Miniature, modular instruments designed to affix to virtually any structure thereby allow the composer musical control of anything from a battery of specially designed instruments to structural surfaces within pre-existing architectural space.
With an emphasis on simplicity, each of these mechanisms’ design usually consists of only one electromechanical actuator (a rotary motor, or linear solenoid) which responds to varying degrees of supply voltage remotely regulated by a microcontroller. This single-actuator design philosophy demands that all mechanical movement within the instrument be subordinated on the physical capabilities of the lone motor or solenoid employed and, while this may sound like a limitation, such use of mechanical design (as opposed to more ‘intelligent’ electronic design) manifests a reliability, mechanical consistency and modularity that would otherwise not be possible.
Each device can be fitted with a variety of harnesses for mounting and is connected to the brain (box containing the PIC microcontroller and DC power supply) via a single run of cable.
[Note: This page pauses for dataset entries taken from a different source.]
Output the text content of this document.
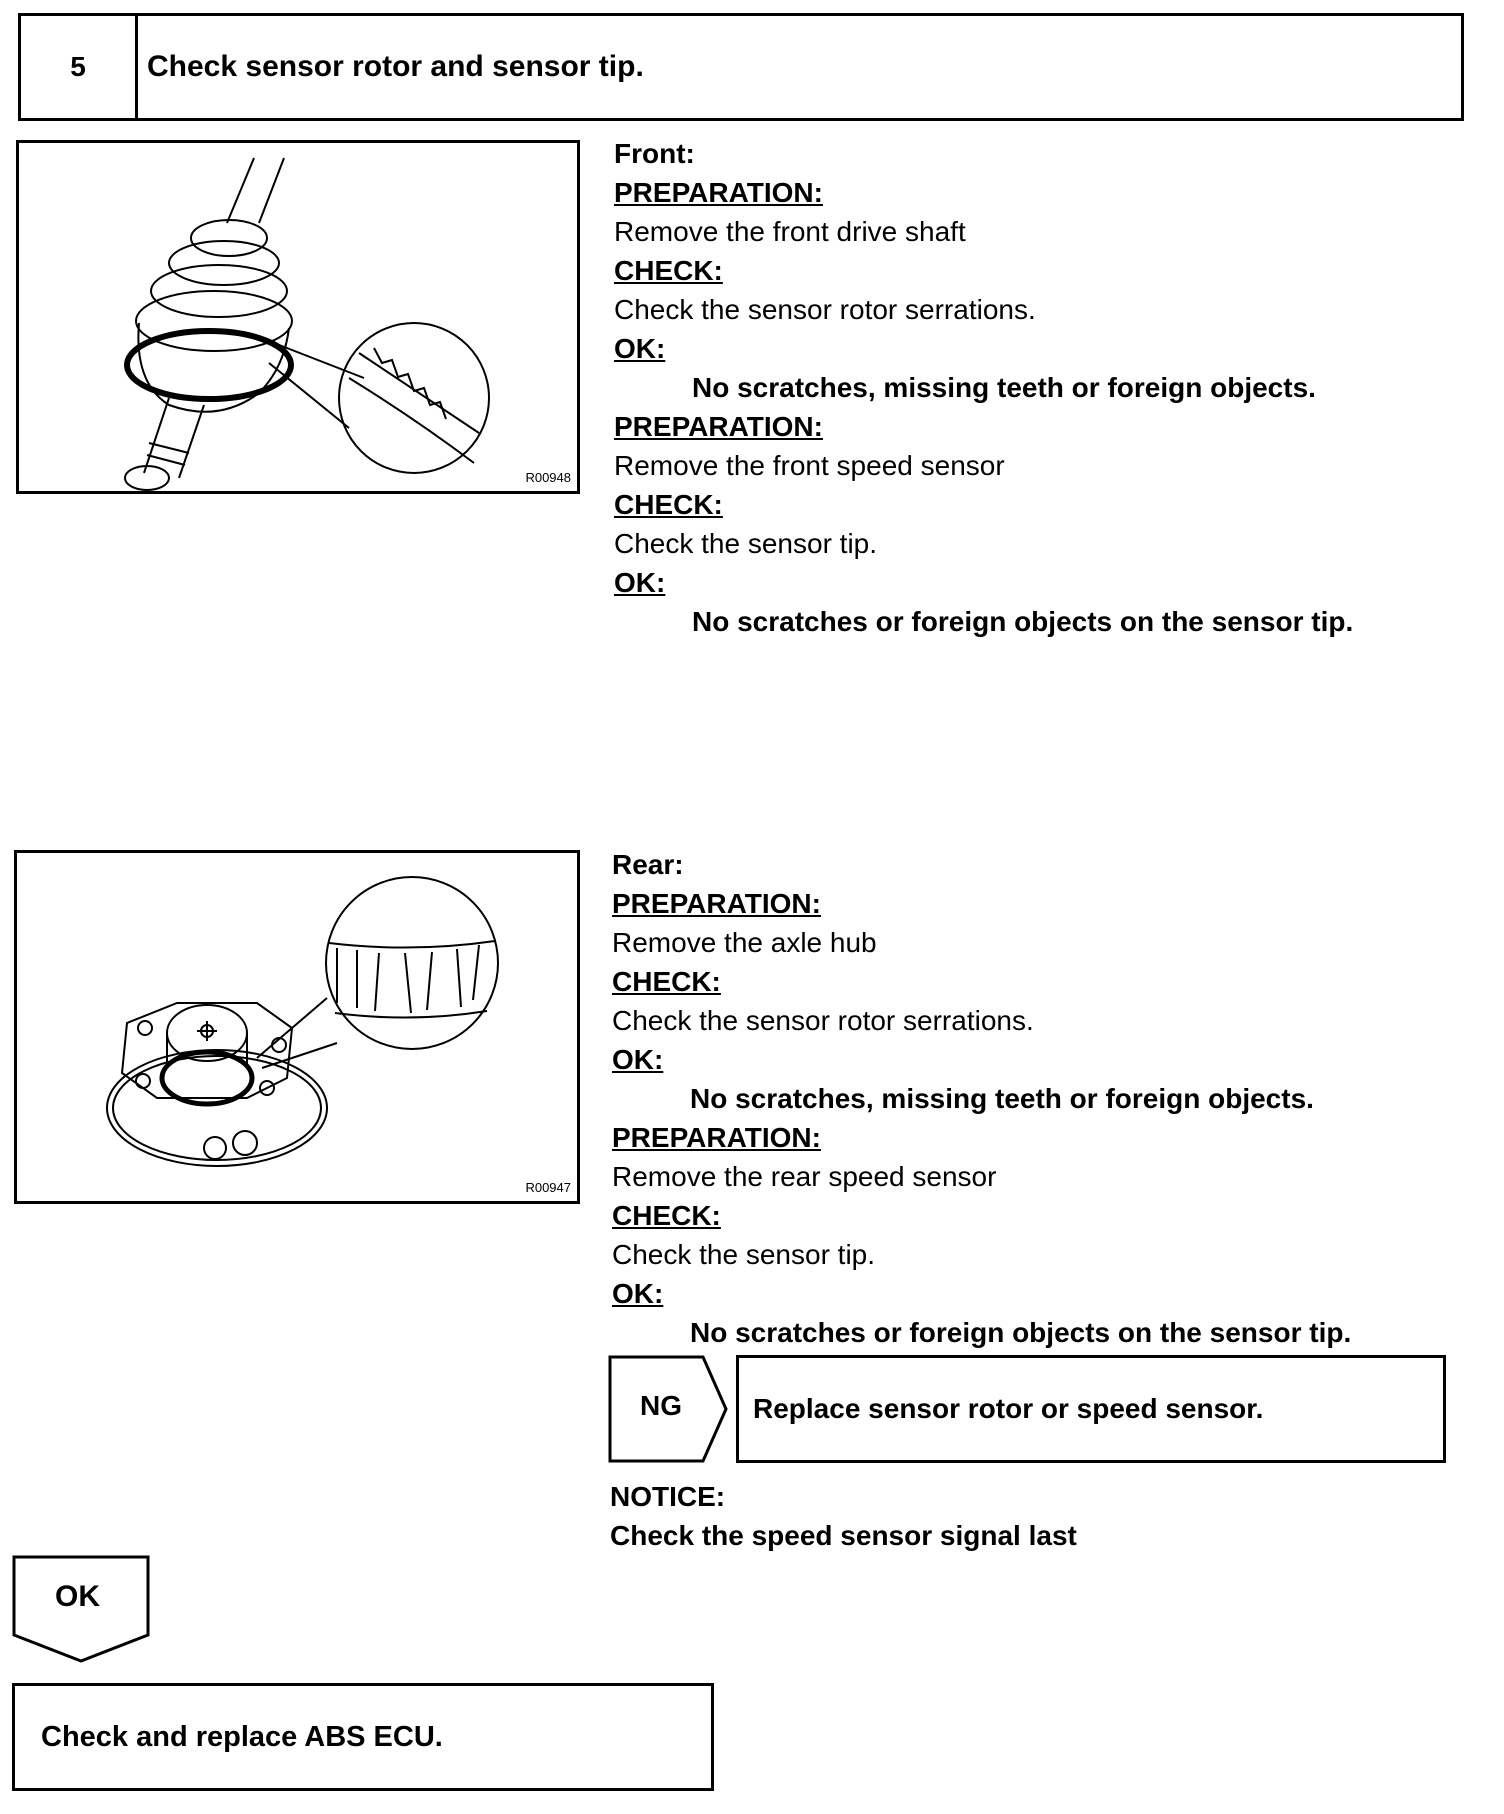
5	Check sensor rotor and sensor tip.
R00948
Front:
PREPARATION:
Remove the front drive shaft
CHECK:
Check the sensor rotor serrations.
OK:
No scratches, missing teeth or foreign objects.
PREPARATION:
Remove the front speed sensor
CHECK:
Check the sensor tip.
OK:
No scratches or foreign objects on the sensor tip.
R00947
Rear:
PREPARATION:
Remove the axle hub
CHECK:
Check the sensor rotor serrations.
OK:
No scratches, missing teeth or foreign objects.
PREPARATION:
Remove the rear speed sensor
CHECK:
Check the sensor tip.
OK:
No scratches or foreign objects on the sensor tip.
NG	Replace sensor rotor or speed sensor.
NOTICE:
Check the speed sensor signal last
OK
Check and replace ABS ECU.
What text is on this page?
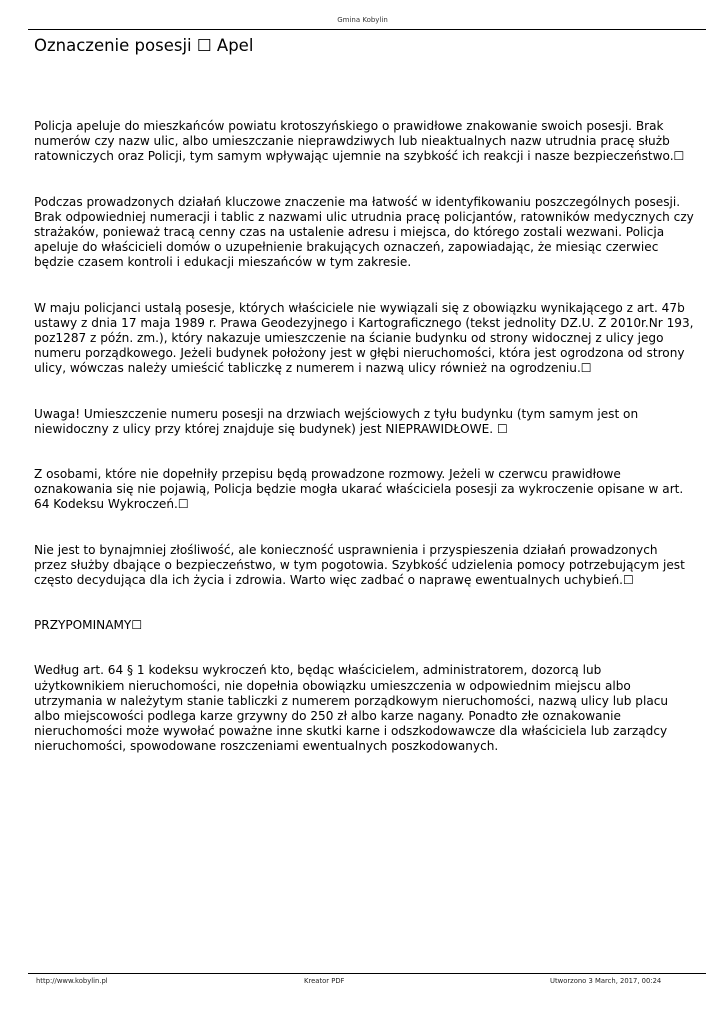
Gmina Kobylin
Oznaczenie posesji ☐ Apel

Policja apeluje do mieszkańców powiatu krotoszyńskiego o prawidłowe znakowanie swoich posesji. Brak numerów czy nazw ulic, albo umieszczanie nieprawdziwych lub nieaktualnych nazw utrudnia pracę służb ratowniczych oraz Policji, tym samym wpływając ujemnie na szybkość ich reakcji i nasze bezpieczeństwo.☐

Podczas prowadzonych działań kluczowe znaczenie ma łatwość w identyfikowaniu poszczególnych posesji. Brak odpowiedniej numeracji i tablic z nazwami ulic utrudnia pracę policjantów, ratowników medycznych czy strażaków, ponieważ tracą cenny czas na ustalenie adresu i miejsca, do którego zostali wezwani. Policja apeluje do właścicieli domów o uzupełnienie brakujących oznaczeń, zapowiadając, że miesiąc czerwiec będzie czasem kontroli i edukacji mieszańców w tym zakresie.

W maju policjanci ustalą posesje, których właściciele nie wywiązali się z obowiązku wynikającego z art. 47b ustawy z dnia 17 maja 1989 r. Prawa Geodezyjnego i Kartograficznego (tekst jednolity DZ.U. Z 2010r.Nr 193, poz1287 z późn. zm.), który nakazuje umieszczenie na ścianie budynku od strony widocznej z ulicy jego numeru porządkowego. Jeżeli budynek położony jest w głębi nieruchomości, która jest ogrodzona od strony ulicy, wówczas należy umieścić tabliczkę z numerem i nazwą ulicy również na ogrodzeniu.☐

Uwaga! Umieszczenie numeru posesji na drzwiach wejściowych z tyłu budynku (tym samym jest on niewidoczny z ulicy przy której znajduje się budynek) jest NIEPRAWIDŁOWE. ☐

Z osobami, które nie dopełniły przepisu będą prowadzone rozmowy. Jeżeli w czerwcu prawidłowe oznakowania się nie pojawią, Policja będzie mogła ukarać właściciela posesji za wykroczenie opisane w art. 64 Kodeksu Wykroczeń.☐

Nie jest to bynajmniej złośliwość, ale konieczność usprawnienia i przyspieszenia działań prowadzonych przez służby dbające o bezpieczeństwo, w tym pogotowia. Szybkość udzielenia pomocy potrzebującym jest często decydująca dla ich życia i zdrowia. Warto więc zadbać o naprawę ewentualnych uchybień.☐

PRZYPOMINAMY☐

Według art. 64 § 1 kodeksu wykroczeń kto, będąc właścicielem, administratorem, dozorcą lub użytkownikiem nieruchomości, nie dopełnia obowiązku umieszczenia w odpowiednim miejscu albo utrzymania w należytym stanie tabliczki z numerem porządkowym nieruchomości, nazwą ulicy lub placu albo miejscowości podlega karze grzywny do 250 zł albo karze nagany. Ponadto złe oznakowanie nieruchomości może wywołać poważne inne skutki karne i odszkodowawcze dla właściciela lub zarządcy nieruchomości, spowodowane roszczeniami ewentualnych poszkodowanych.

http://www.kobylin.pl	Kreator PDF	Utworzono 3 March, 2017, 00:24
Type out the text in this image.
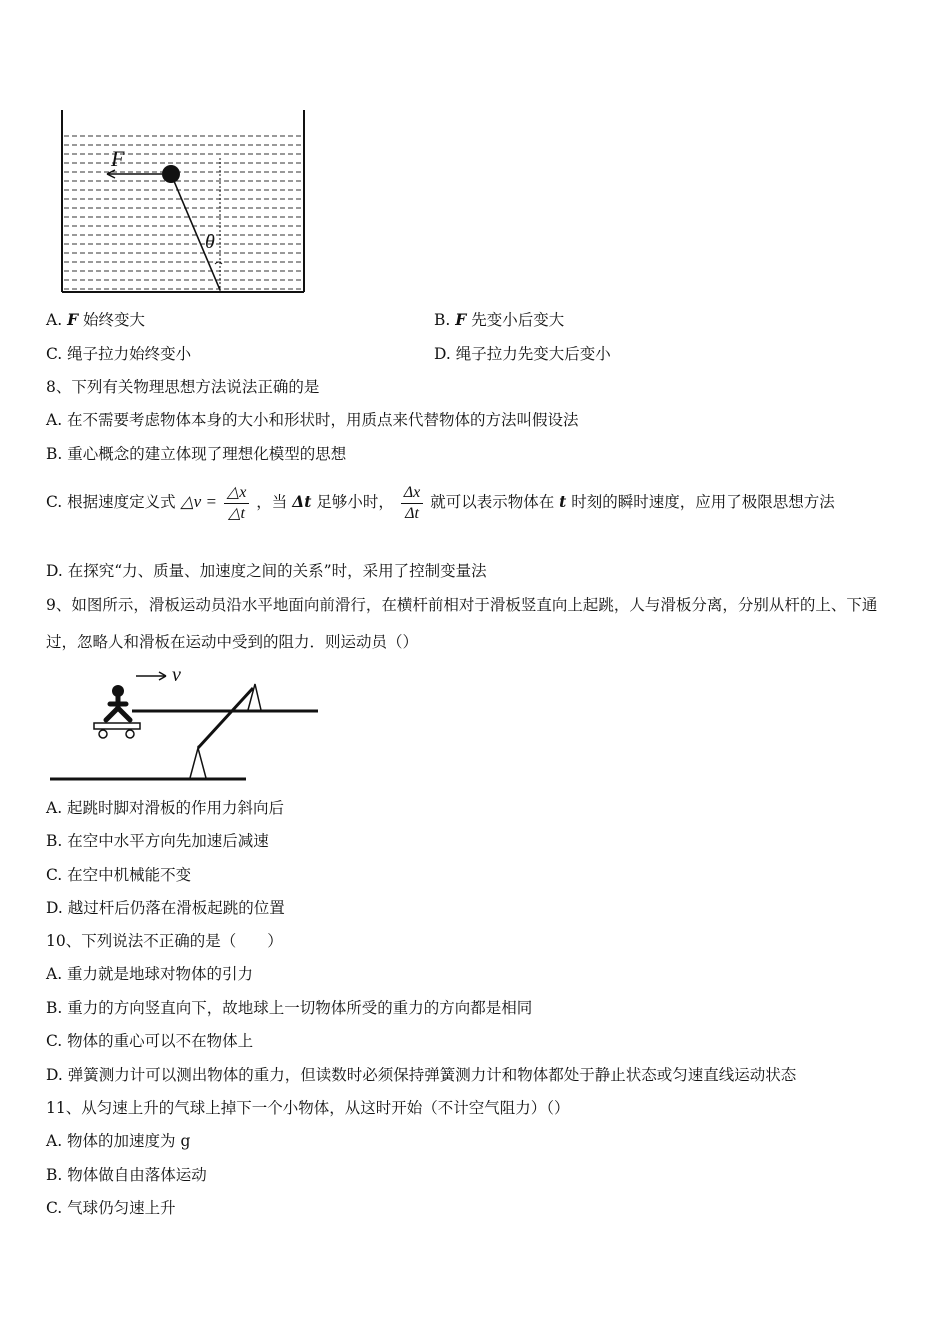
F
θ
A. F 始终变大	B. F 先变小后变大
C. 绳子拉力始终变小	D. 绳子拉力先变大后变小
8、下列有关物理思想方法说法正确的是
A. 在不需要考虑物体本身的大小和形状时，用质点来代替物体的方法叫假设法
B. 重心概念的建立体现了理想化模型的思想
C. 根据速度定义式 △v = $\frac{\triangle x}{\triangle t}$ ，当 Δt 足够小时， $\frac{\Delta x}{\Delta t}$ 就可以表示物体在 t 时刻的瞬时速度，应用了极限思想方法
D. 在探究“力、质量、加速度之间的关系”时，采用了控制变量法
9、如图所示，滑板运动员沿水平地面向前滑行，在横杆前相对于滑板竖直向上起跳，人与滑板分离，分别从杆的上、下通
过，忽略人和滑板在运动中受到的阻力．则运动员（）
v
A. 起跳时脚对滑板的作用力斜向后
B. 在空中水平方向先加速后减速
C. 在空中机械能不变
D. 越过杆后仍落在滑板起跳的位置
10、下列说法不正确的是（　　）
A. 重力就是地球对物体的引力
B. 重力的方向竖直向下，故地球上一切物体所受的重力的方向都是相同
C. 物体的重心可以不在物体上
D. 弹簧测力计可以测出物体的重力，但读数时必须保持弹簧测力计和物体都处于静止状态或匀速直线运动状态
11、从匀速上升的气球上掉下一个小物体，从这时开始（不计空气阻力）（）
A. 物体的加速度为 g
B. 物体做自由落体运动
C. 气球仍匀速上升
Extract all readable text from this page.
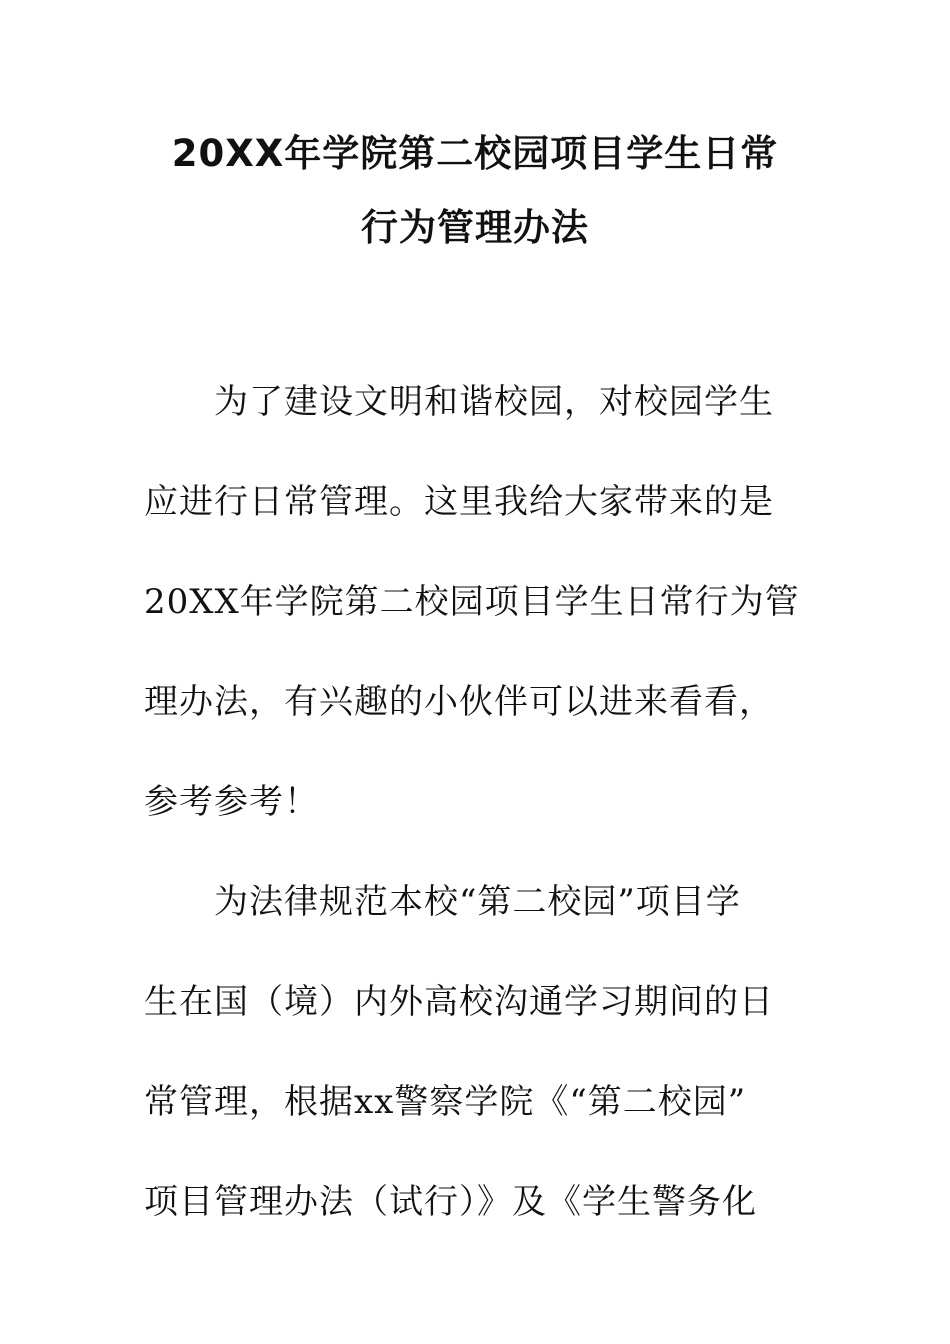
20XX年学院第二校园项目学生日常
行为管理办法
为了建设文明和谐校园，对校园学生
应进行日常管理。这里我给大家带来的是
20XX年学院第二校园项目学生日常行为管
理办法，有兴趣的小伙伴可以进来看看，
参考参考！
为法律规范本校“第二校园”项目学
生在国（境）内外高校沟通学习期间的日
常管理，根据xx警察学院《“第二校园”
项目管理办法（试行）》及《学生警务化
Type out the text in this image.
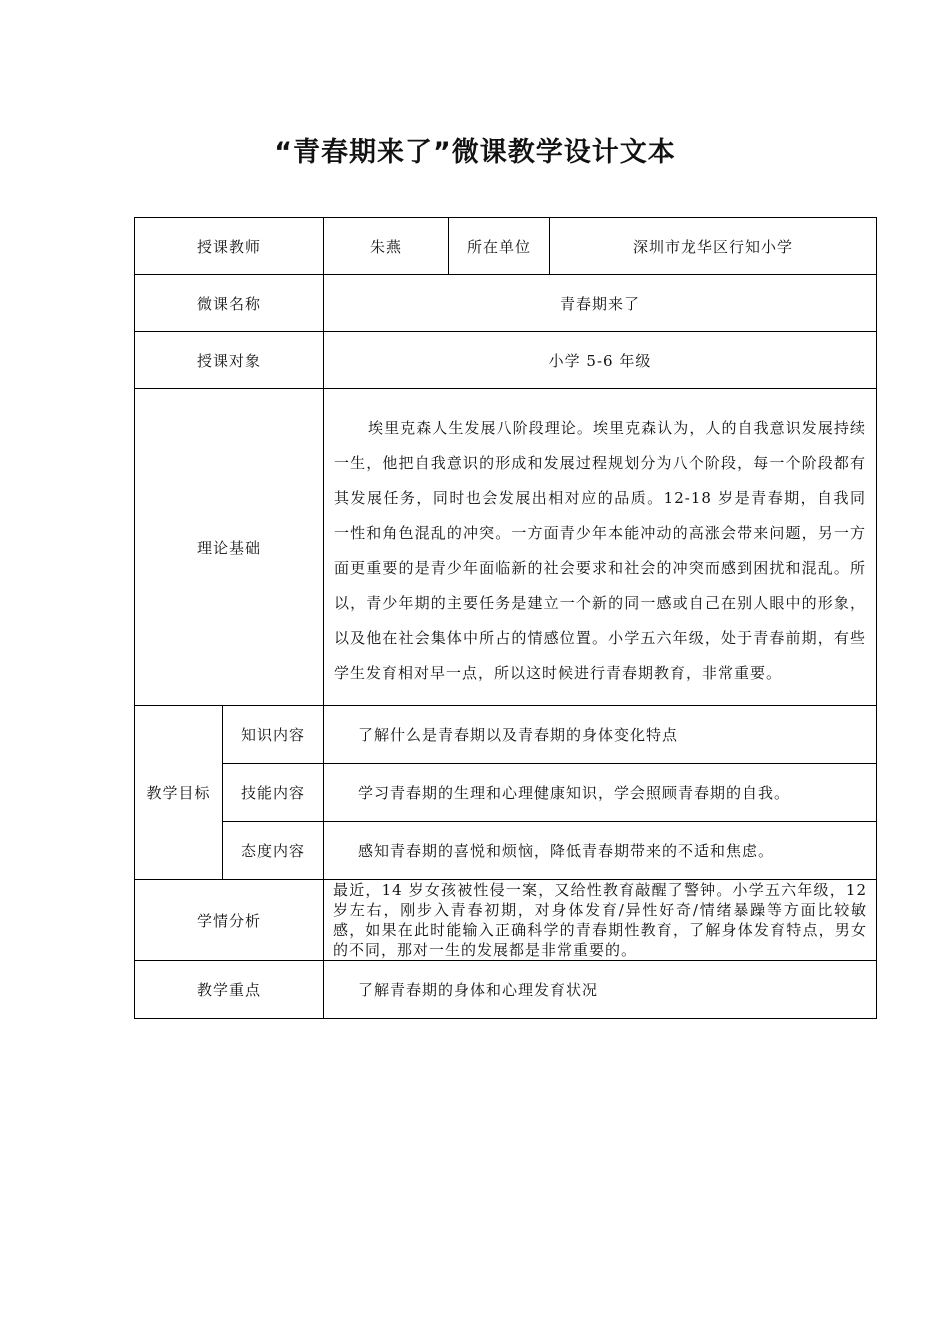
“青春期来了”微课教学设计文本
授课教师		朱燕	所在单位	深圳市龙华区行知小学
微课名称		青春期来了		
授课对象		小学 5-6 年级		
理论基础		埃里克森人生发展八阶段理论。埃里克森认为，人的自我意识发展持续一生，他把自我意识的形成和发展过程规划分为八个阶段，每一个阶段都有其发展任务，同时也会发展出相对应的品质。12-18 岁是青春期，自我同一性和角色混乱的冲突。一方面青少年本能冲动的高涨会带来问题，另一方面更重要的是青少年面临新的社会要求和社会的冲突而感到困扰和混乱。所以，青少年期的主要任务是建立一个新的同一感或自己在别人眼中的形象，以及他在社会集体中所占的情感位置。小学五六年级，处于青春前期，有些学生发育相对早一点，所以这时候进行青春期教育，非常重要。		
教学目标	知识内容	了解什么是青春期以及青春期的身体变化特点		
	技能内容	学习青春期的生理和心理健康知识，学会照顾青春期的自我。		
	态度内容	感知青春期的喜悦和烦恼，降低青春期带来的不适和焦虑。		
学情分析		最近，14 岁女孩被性侵一案，又给性教育敲醒了警钟。小学五六年级，12 岁左右，刚步入青春初期，对身体发育/异性好奇/情绪暴躁等方面比较敏感，如果在此时能输入正确科学的青春期性教育，了解身体发育特点，男女的不同，那对一生的发展都是非常重要的。		
教学重点		了解青春期的身体和心理发育状况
Thus, the microcontroller administers the appropriate voltage to hit, shake, scrape, bow, spin, whip, or pluck sound from any sonorous object with the exact precision one would expect from digital control.
Installations and Performances in New York City (Harvestworks, Chelsea Art Museum, Gigantic Art Space, Eyebeam Gallery, Angel Orensanz Foundation, P.S.1 Clocktower Gallery, and The Frying Pan), and worldwide at 2004 NIME conference in Hamamatsu, Japan, 2004; iMAL festival in Brussels, Belgium; 2004 Audio Arts Festival in Krakow, Poland; When The Time Traveller Kills His Grandmother (a survey of current sound art curated by Fritz Welch) 2005 London, England.